Since I became a Les Mills instructor, the classes have always been pretty much Press Play and Go philosophy. Anything really important we might stop briefly to give a quick explanation before the class, but otherwise for the participants it’s a learn as you go philosophy. Generally in Australia there’s so much mixing aswell that participants get used to that nasty thing called “change”.
I’m beginning to discover here in the Netherlands that “change” is a really scary proposition. Aside from the fact that there’s not as much mixing (this is the not issue I’m discussing today), but participants really think that to get the most out of a class they need to know what’s coming up next. This is of course partially true, and is indeed one of the major benefits out of prechoreography. However, I believe that this benefit is more about making instructors BETTER (choreography is only 1 of the 5 key elements) rather than the prechoreography being all about the participants learning the chorrey. It’s to enable the instructors to deliver better classes.

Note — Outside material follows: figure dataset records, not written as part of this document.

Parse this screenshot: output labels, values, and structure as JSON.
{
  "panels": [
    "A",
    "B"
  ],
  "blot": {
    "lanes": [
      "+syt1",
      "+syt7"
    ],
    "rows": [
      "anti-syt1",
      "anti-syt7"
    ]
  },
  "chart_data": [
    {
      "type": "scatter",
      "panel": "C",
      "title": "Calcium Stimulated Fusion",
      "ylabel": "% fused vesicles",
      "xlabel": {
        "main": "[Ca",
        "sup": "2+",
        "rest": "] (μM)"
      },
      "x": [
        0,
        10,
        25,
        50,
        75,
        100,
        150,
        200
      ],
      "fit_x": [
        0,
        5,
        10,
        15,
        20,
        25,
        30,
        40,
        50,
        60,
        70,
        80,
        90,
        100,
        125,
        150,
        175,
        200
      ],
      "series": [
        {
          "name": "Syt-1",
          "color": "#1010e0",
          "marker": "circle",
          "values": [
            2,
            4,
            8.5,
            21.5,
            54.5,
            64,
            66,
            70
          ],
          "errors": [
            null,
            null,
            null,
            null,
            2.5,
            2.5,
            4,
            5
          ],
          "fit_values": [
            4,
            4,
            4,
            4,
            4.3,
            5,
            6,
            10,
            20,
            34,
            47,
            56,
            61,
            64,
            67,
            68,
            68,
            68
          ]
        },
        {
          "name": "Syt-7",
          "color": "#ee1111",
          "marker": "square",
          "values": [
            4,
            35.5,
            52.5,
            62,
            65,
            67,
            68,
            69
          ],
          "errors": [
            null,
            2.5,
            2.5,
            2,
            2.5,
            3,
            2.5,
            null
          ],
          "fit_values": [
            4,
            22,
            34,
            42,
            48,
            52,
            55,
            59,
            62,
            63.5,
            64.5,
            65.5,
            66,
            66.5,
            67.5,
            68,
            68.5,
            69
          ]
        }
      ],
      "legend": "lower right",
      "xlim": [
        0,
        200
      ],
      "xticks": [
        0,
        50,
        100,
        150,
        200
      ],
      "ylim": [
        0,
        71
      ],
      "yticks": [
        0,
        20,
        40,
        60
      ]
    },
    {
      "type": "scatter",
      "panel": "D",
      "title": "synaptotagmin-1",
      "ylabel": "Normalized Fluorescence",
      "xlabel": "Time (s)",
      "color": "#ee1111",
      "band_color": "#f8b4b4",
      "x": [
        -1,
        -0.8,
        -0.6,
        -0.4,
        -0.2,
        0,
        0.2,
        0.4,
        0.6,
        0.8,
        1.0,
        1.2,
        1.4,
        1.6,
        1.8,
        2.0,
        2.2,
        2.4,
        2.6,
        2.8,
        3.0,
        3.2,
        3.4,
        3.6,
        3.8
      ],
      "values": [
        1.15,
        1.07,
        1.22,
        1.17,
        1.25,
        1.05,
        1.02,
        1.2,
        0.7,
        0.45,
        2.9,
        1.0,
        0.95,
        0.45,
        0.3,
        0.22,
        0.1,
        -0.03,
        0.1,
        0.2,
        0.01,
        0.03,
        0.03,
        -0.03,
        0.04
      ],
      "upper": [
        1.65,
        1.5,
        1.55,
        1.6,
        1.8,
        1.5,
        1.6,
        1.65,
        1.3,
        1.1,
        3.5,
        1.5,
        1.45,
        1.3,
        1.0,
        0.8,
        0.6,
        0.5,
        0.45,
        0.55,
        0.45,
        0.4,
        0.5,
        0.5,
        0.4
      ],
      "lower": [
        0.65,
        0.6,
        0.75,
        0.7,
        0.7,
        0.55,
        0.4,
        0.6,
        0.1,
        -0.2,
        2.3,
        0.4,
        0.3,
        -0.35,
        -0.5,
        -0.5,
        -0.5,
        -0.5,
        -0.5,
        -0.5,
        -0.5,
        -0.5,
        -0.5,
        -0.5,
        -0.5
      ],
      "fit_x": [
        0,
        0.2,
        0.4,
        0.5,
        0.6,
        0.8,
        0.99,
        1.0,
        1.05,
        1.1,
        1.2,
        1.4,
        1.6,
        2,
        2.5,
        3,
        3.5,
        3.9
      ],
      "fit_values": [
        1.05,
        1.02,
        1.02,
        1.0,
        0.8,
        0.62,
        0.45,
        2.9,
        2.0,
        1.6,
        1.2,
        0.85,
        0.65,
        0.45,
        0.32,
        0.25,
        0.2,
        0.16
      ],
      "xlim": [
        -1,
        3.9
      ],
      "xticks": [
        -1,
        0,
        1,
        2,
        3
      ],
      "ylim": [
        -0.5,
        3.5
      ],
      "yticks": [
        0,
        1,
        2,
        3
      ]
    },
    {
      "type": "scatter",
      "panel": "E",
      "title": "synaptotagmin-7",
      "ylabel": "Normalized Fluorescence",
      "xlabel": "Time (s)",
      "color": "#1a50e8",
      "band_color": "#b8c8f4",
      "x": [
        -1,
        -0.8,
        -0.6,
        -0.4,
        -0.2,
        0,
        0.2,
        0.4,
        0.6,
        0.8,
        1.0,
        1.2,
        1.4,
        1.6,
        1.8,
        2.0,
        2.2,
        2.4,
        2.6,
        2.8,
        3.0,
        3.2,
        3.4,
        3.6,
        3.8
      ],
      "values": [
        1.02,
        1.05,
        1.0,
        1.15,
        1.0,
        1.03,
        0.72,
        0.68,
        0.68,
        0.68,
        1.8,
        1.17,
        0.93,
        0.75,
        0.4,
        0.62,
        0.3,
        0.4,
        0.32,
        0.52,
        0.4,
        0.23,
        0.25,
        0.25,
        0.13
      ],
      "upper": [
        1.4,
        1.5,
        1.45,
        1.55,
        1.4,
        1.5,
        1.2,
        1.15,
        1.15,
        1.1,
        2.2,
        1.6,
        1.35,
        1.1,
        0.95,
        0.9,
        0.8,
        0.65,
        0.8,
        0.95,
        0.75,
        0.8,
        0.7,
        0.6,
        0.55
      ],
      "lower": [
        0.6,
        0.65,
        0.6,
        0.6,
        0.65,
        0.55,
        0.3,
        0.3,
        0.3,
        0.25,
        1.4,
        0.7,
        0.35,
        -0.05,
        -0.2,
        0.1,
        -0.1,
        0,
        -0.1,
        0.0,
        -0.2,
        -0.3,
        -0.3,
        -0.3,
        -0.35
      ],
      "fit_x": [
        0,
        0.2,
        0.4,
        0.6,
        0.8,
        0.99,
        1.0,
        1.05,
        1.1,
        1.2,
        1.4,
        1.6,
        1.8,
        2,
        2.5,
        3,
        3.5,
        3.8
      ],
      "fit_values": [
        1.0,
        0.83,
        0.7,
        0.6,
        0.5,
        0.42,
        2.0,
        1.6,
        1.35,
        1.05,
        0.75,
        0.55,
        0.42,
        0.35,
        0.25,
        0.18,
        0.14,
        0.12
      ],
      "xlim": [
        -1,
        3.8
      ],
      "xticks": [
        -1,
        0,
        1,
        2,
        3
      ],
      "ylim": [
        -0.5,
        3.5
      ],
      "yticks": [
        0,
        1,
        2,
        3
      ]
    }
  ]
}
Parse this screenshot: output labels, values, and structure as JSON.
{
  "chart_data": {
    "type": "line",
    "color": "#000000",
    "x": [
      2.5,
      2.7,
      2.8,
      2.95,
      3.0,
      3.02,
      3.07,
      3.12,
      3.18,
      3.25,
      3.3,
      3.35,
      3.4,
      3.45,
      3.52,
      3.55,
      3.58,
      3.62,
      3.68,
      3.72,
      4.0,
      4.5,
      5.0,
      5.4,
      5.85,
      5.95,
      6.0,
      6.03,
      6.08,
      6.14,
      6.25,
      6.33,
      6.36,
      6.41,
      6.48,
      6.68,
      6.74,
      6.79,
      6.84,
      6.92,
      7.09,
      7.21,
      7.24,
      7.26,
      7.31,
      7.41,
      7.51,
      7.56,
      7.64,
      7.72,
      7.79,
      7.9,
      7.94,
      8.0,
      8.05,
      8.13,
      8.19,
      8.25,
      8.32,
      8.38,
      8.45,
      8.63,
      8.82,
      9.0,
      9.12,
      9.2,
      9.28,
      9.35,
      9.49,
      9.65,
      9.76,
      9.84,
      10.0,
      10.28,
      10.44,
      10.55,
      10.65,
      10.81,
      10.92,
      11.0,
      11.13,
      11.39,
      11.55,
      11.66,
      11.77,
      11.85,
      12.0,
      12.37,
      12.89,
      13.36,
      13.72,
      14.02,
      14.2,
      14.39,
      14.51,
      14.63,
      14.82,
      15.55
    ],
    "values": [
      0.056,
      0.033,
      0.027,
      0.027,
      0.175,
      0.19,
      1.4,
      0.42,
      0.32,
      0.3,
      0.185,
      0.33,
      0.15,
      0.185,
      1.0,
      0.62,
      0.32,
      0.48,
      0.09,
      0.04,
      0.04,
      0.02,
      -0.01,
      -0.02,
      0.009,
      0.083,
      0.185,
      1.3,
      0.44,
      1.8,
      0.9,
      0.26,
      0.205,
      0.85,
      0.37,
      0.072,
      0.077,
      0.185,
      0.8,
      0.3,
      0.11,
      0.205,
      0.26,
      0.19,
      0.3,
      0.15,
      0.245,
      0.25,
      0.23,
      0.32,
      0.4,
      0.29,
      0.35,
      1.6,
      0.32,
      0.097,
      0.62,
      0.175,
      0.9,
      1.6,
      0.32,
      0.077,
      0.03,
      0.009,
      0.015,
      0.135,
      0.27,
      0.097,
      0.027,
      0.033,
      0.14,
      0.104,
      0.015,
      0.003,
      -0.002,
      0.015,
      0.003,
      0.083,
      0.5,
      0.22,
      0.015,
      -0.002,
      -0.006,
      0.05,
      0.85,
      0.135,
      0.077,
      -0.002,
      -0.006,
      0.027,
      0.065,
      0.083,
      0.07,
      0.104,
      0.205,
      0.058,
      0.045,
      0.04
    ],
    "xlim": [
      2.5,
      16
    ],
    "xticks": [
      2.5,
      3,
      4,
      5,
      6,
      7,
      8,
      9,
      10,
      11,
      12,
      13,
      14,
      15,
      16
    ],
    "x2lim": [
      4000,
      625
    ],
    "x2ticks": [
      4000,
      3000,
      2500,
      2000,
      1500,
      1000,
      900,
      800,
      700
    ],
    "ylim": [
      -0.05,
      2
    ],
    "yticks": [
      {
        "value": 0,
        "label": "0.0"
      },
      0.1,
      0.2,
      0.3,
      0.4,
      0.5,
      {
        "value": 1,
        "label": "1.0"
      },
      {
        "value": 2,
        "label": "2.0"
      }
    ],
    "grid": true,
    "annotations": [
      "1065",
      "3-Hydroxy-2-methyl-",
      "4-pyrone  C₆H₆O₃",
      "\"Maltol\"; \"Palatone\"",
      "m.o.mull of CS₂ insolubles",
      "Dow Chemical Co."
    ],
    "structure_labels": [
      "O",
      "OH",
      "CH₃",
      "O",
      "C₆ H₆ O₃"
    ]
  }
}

That said, this morning I had a participant give me some feedback on the new release of bodybalance. They felt it a bit confusing that I didn’t stop and explain many of the tracks. Usually when a new release would come out, their previous instructors would drop a track so they could spend more time practising the moves to come up.
I listened to her and thanked her for her feedback. But I also went on to explain that part of it is because they are not used to my teaching style, and told her that there are also benefits to learning to listen, look and do all at the same time. This is a skill which actually has been proven to boost memory and can help reduce the chances of dementia in later life. So while they may feel a bit out of their comfort zone, may struggle a bit with the tai chi, or wobble more in the balance track………all these things are increasing their skills in other areas, even if it’s not strictly helping them get the best physical stretch at that moment. Coordination and proprioception are also very extremely valuable skills as well as strength and flexibility.
Do we sometimes lose sight of this in the effort to coach participants through the basic moves in a class?